In un’epoca dominata da (iper)oggetti spaventosi come il riscaldamento globale, che potrebbe ucciderci nel giro di pochi decenni, tornano quindi attualissime le parole di Carol Hanisch, quando diceva che “i problemi personali sono problemi politici. Non ci sono soluzioni personali in questo momento. C’è solo un’azione collettiva per una soluzione collettiva”. A questo proposito Morabito ammette di essersi interrogato a lungo in relazione alle possibilità della fotografia di incidere nel concreto sul reale. “Alla fine – spiega – mi sono detto che la soluzione migliore è smettere di preoccuparmi, perché forse anche il solo atto di mostrare, di porre all’indice alcune questioni è un gesto politico sufficiente, che ha in sé un suo valore”. È chiaro, quindi, come per Morabito non si possa parlare di arte che usa il politico, né di arte politica in senso stretto. Questo grado di lettura, però, è presente e possibile. È come se con un’abile mossa di décadrage, l’indagine venisse decentrata verso aree apparentemente marginali rispetto al testo prettamente politico. Quest’ultimo, però, vi rientra sottotraccia. La storia personale che sta alla base di Flowers for telling you fuck off inizia quindi a offrire aperture verso l’esterno, spunti di riflessione che coinvolgono il tessuto sociale, il rapporto uomo-natura, la nostra presenza come essere umani sulla terra.
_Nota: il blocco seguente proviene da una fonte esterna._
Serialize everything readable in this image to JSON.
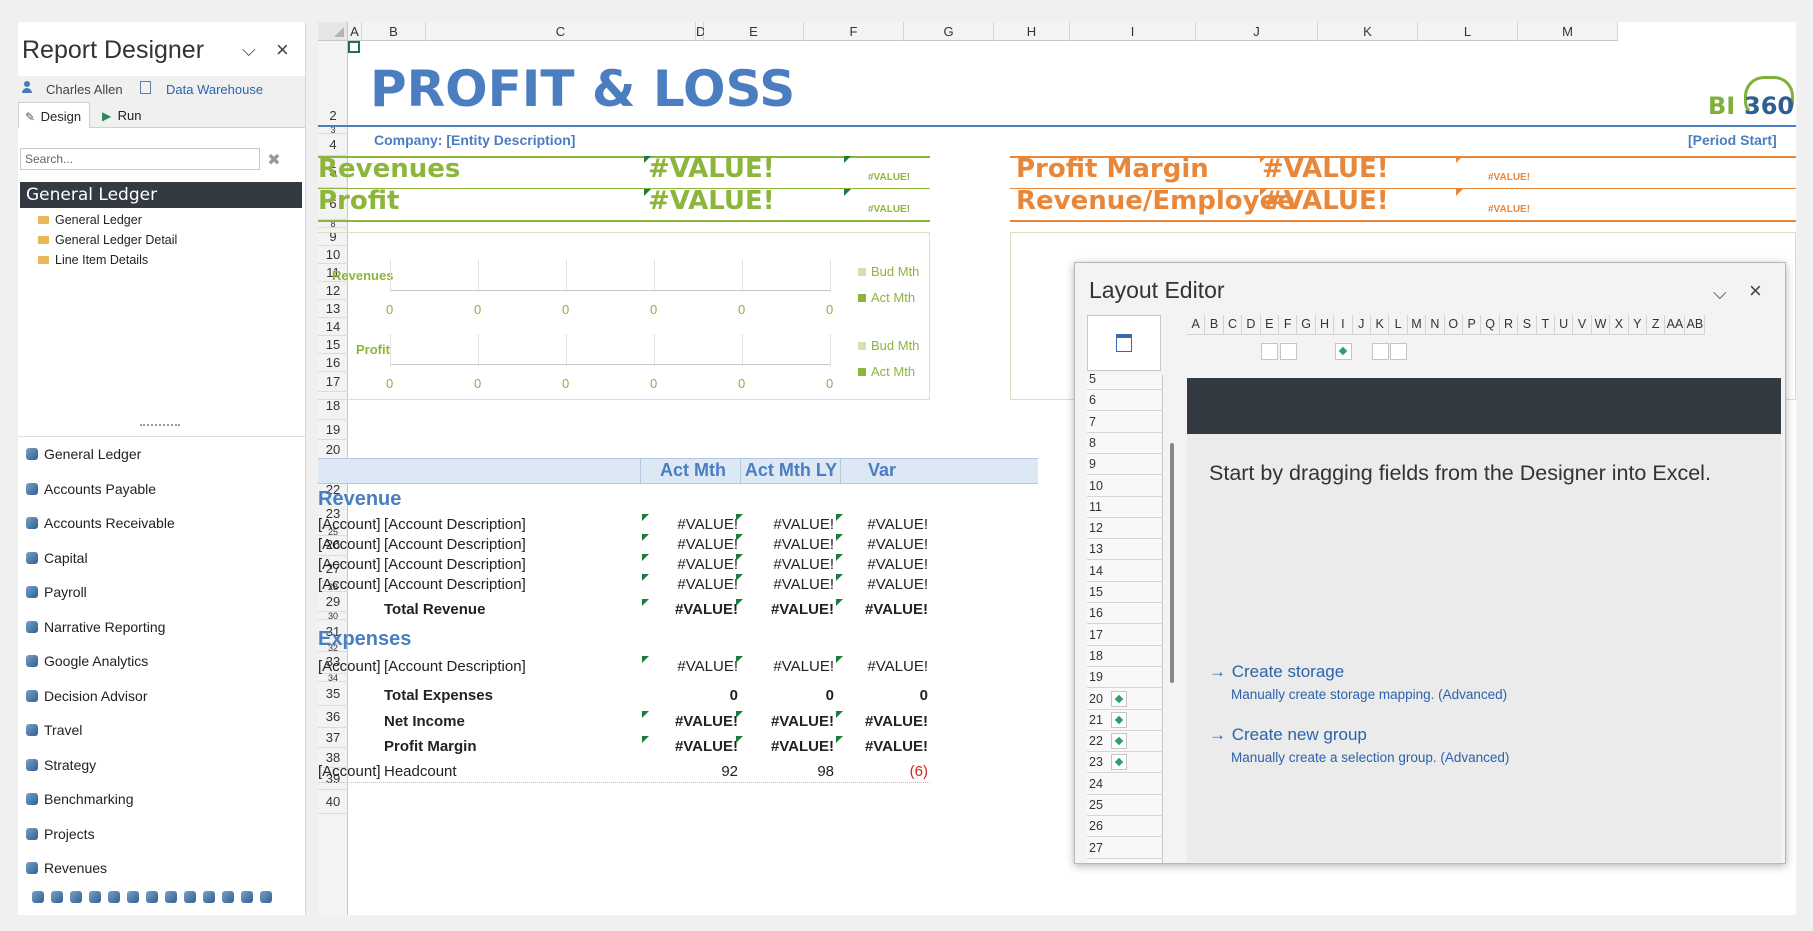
{
  "designer": {
    "title": "Report Designer",
    "user": "Charles Allen",
    "source": "Data Warehouse",
    "tabs": [
      "Design",
      "Run"
    ],
    "search_placeholder": "Search...",
    "tree_header": "General Ledger",
    "tree_items": [
      "General Ledger",
      "General Ledger Detail",
      "Line Item Details"
    ],
    "modules": [
      "General Ledger",
      "Accounts Payable",
      "Accounts Receivable",
      "Capital",
      "Payroll",
      "Narrative Reporting",
      "Google Analytics",
      "Decision Advisor",
      "Travel",
      "Strategy",
      "Benchmarking",
      "Projects",
      "Revenues"
    ]
  },
  "sheet": {
    "columns": [
      "A",
      "B",
      "C",
      "D",
      "E",
      "F",
      "G",
      "H",
      "I",
      "J",
      "K",
      "L",
      "M"
    ],
    "rows": [
      "2",
      "3",
      "4",
      "5",
      "6",
      "8",
      "9",
      "10",
      "11",
      "12",
      "13",
      "14",
      "15",
      "16",
      "17",
      "18",
      "19",
      "20",
      "21",
      "22",
      "23",
      "25",
      "26",
      "27",
      "28",
      "29",
      "30",
      "31",
      "32",
      "33",
      "34",
      "35",
      "36",
      "37",
      "38",
      "39",
      "40"
    ],
    "title": "PROFIT & LOSS",
    "logo_bi": "BI",
    "logo_num": "360",
    "company": "Company: [Entity Description]",
    "period": "[Period Start]",
    "kpis_left": [
      {
        "label": "Revenues",
        "value": "#VALUE!",
        "small": "#VALUE!"
      },
      {
        "label": "Profit",
        "value": "#VALUE!",
        "small": "#VALUE!"
      }
    ],
    "kpis_right": [
      {
        "label": "Profit Margin",
        "value": "#VALUE!",
        "small": "#VALUE!"
      },
      {
        "label": "Revenue/Employee",
        "value": "#VALUE!",
        "small": "#VALUE!"
      }
    ],
    "charts": [
      {
        "label": "Revenues",
        "zeros": [
          "0",
          "0",
          "0",
          "0",
          "0",
          "0"
        ],
        "legend": [
          "Bud Mth",
          "Act Mth"
        ]
      },
      {
        "label": "Profit",
        "zeros": [
          "0",
          "0",
          "0",
          "0",
          "0",
          "0"
        ],
        "legend": [
          "Bud Mth",
          "Act Mth"
        ]
      }
    ],
    "table_headers": [
      "Act Mth",
      "Act Mth LY",
      "Var"
    ],
    "revenue_title": "Revenue",
    "expenses_title": "Expenses",
    "account": "[Account]",
    "account_desc": "[Account Description]",
    "value_err": "#VALUE!",
    "total_revenue": "Total Revenue",
    "total_expenses": "Total Expenses",
    "total_expenses_vals": [
      "0",
      "0",
      "0"
    ],
    "net_income": "Net Income",
    "profit_margin": "Profit Margin",
    "headcount": "Headcount",
    "headcount_vals": [
      "92",
      "98",
      "(6)"
    ]
  },
  "layout_editor": {
    "title": "Layout Editor",
    "columns": [
      "A",
      "B",
      "C",
      "D",
      "E",
      "F",
      "G",
      "H",
      "I",
      "J",
      "K",
      "L",
      "M",
      "N",
      "O",
      "P",
      "Q",
      "R",
      "S",
      "T",
      "U",
      "V",
      "W",
      "X",
      "Y",
      "Z",
      "AA",
      "AB"
    ],
    "rows": [
      "5",
      "6",
      "7",
      "8",
      "9",
      "10",
      "11",
      "12",
      "13",
      "14",
      "15",
      "16",
      "17",
      "18",
      "19",
      "20",
      "21",
      "22",
      "23",
      "24",
      "25",
      "26",
      "27"
    ],
    "message": "Start by dragging fields from the Designer into Excel.",
    "create_storage": "Create storage",
    "create_storage_sub": "Manually create storage mapping. (Advanced)",
    "create_group": "Create new group",
    "create_group_sub": "Manually create a selection group. (Advanced)"
  },
  "colors": {
    "blue": "#4a7ec0",
    "green": "#8db53c",
    "orange": "#e8873a",
    "dark": "#333a42"
  }
}
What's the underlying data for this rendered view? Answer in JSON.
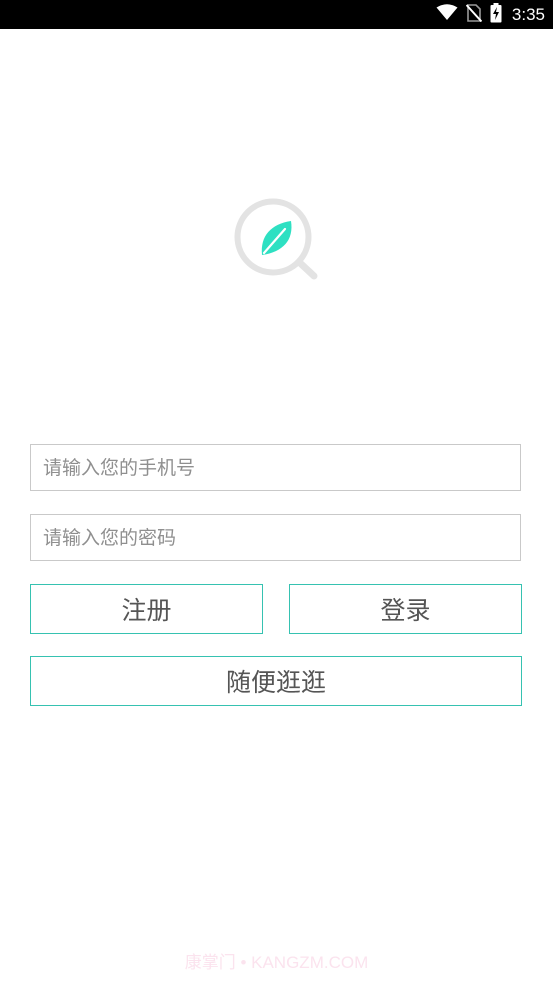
{
  "status_bar": {
    "time": "3:35",
    "icons": [
      "wifi-icon",
      "no-sim-icon",
      "battery-charging-icon"
    ]
  },
  "logo": {
    "icon": "leaf-search-logo-icon",
    "ring_color": "#e3e3e3",
    "leaf_color": "#2ee0c2"
  },
  "form": {
    "phone_placeholder": "请输入您的手机号",
    "phone_value": "",
    "password_placeholder": "请输入您的密码",
    "password_value": ""
  },
  "buttons": {
    "register_label": "注册",
    "login_label": "登录",
    "browse_label": "随便逛逛"
  },
  "colors": {
    "accent": "#36c2b1",
    "field_border": "#c9c9c9"
  },
  "watermark": "康掌门 • KANGZM.COM"
}
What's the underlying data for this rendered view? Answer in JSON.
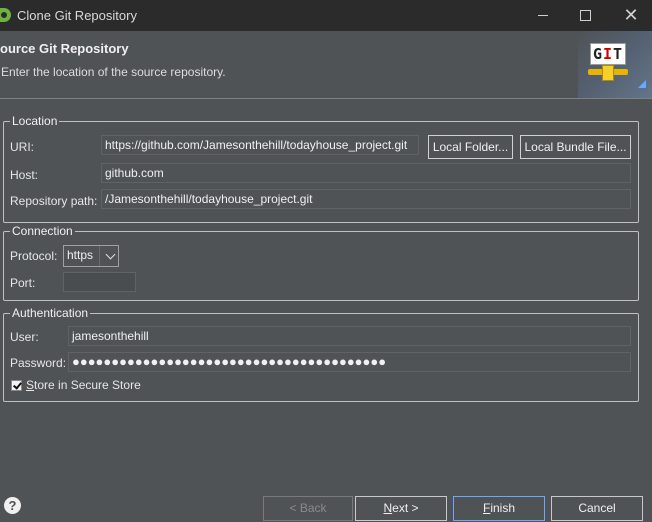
{
  "window": {
    "title": "Clone Git Repository",
    "minimize_glyph": "",
    "close_glyph": "✕"
  },
  "header": {
    "title": "ource Git Repository",
    "description": "Enter the location of the source repository.",
    "logo_text": "GIT"
  },
  "location": {
    "legend": "Location",
    "uri_label": "URI:",
    "uri_value": "https://github.com/Jamesonthehill/todayhouse_project.git",
    "local_folder_button": "Local Folder...",
    "local_bundle_button": "Local Bundle File...",
    "host_label": "Host:",
    "host_value": "github.com",
    "repo_path_label": "Repository path:",
    "repo_path_value": "/Jamesonthehill/todayhouse_project.git"
  },
  "connection": {
    "legend": "Connection",
    "protocol_label": "Protocol:",
    "protocol_value": "https",
    "port_label": "Port:",
    "port_value": ""
  },
  "authentication": {
    "legend": "Authentication",
    "user_label": "User:",
    "user_value": "jamesonthehill",
    "password_label": "Password:",
    "password_mask": "●●●●●●●●●●●●●●●●●●●●●●●●●●●●●●●●●●●●●●●●",
    "store_label_mnemonic": "S",
    "store_label_rest": "tore in Secure Store",
    "store_checked": true
  },
  "footer": {
    "help_glyph": "?",
    "back_label": "< Back",
    "next_mnemonic": "N",
    "next_rest": "ext >",
    "finish_mnemonic": "F",
    "finish_rest": "inish",
    "cancel_label": "Cancel"
  },
  "colors": {
    "background": "#4f5356",
    "titlebar": "#2b2b2b",
    "accent": "#6aa7ff"
  }
}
“Solitamente lavoro attraverso degli spostamenti minimi – aggiunge Morabito. “Questi – continua – mi permettono di creare una sorta di vuoto, di mancanza, che rende visibile un certo tema e ci porta a interrogarci su quale sia il compito dell’artista”. Lui stesso dice che l’arte funziona diversamente dalla politica. In quest’ottica in cui la pratica artistica non corrisponde all’attivismo, una ricerca stratificata come quella di Morabito acquista ancora più valore. Di conseguenza, il messaggio sociale e politico non risulta diluito, quanto rafforzato e contestualizzato. Una bella lezione di economia rispetto a tanta retorica in cui soffocava, per esempio, il Padiglione italiano all’ultima Biennale. “La sfida – chiosa Morabito – è realizzare un prodotto che sia estetico ma anche pratico. È interessante notare come questo processo, nel mio caso, avvenga attraverso l’uso della fotografia, medium figlio del capitalismo e della necessità di produzione massiva in serie”.